Bob Sparks finds it hard to believe that while Florida is less than 150 days away from the August 30 primary, two Congressional districts remain in limbo. One of the incumbents did not approve of the Court’s approval, so she took the matter to federal court. Rep. Corrine Brown from Jacksonville is trying to have the map overturned because, she alleges, it violates the federal Voting Rights Act. Brown wants to run in her old, serpentine district running from Jacksonville to Orlando until the legal matter is resolved once and for all. She had her day in U.S. District Court in Tallahassee on March 25.
Catherine Durkin Robinson says everyone should have a friend like Julie Solomon Bame, who coordinates health care for the homeless in Broward County. She’s been doing this thankless job for more than 15 years. Before that? Bame coordinated health care for AIDS patients in Tampa. If she finds someone sick and in need of care, she does what it takes, sometimes disregarding her own safety, to get the help they need. In her spare time, Bame coordinates health care for animals, too.
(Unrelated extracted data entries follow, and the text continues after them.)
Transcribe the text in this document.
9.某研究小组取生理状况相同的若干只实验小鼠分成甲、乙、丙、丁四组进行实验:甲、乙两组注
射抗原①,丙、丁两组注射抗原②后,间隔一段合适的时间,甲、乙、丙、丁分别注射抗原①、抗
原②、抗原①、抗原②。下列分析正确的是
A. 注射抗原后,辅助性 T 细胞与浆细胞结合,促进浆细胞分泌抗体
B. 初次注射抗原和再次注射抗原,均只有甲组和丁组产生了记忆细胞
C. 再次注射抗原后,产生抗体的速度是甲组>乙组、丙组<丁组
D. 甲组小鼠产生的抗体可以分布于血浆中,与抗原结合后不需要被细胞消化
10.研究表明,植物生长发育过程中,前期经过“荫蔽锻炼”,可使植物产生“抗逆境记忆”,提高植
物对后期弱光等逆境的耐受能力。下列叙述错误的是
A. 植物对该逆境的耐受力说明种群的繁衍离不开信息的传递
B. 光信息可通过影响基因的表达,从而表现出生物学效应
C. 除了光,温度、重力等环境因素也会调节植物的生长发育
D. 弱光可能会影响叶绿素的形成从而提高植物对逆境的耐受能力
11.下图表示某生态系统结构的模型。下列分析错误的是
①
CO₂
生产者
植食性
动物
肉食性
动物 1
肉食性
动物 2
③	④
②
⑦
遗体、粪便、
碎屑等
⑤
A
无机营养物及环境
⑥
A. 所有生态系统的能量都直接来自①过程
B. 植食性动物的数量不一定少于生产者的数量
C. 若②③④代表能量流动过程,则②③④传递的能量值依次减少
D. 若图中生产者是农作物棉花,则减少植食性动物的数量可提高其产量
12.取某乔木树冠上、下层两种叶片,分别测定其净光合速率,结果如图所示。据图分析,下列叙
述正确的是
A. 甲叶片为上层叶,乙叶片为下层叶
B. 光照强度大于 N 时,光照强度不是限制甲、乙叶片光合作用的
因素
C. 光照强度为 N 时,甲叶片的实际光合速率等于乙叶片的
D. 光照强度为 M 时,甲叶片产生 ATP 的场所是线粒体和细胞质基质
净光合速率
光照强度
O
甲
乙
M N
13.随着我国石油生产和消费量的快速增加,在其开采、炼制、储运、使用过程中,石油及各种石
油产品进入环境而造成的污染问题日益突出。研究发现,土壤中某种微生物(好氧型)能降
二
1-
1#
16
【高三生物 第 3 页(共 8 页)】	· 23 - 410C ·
Blake Dowling warns about ransomware, which has been a scourge since it first reared its head a few years back. The original Cyptolocker virus continues to cause problems worldwide and has been doing so since 2013. The original version would work like this: you receive a fake email pretending to be from UPS etc. and you click the link. First the files on your PC are infected and if you do not unplug the device, it spreads to anything connected to it. The virus still gives you access to Windows but no files, and the frightening looking clock begins its countdown to show you how long you have until your files are deleted. Dowling points to a new version called Petya Ransomware in which a computer’s hard drive is infected. This threat is rampaging across Europe.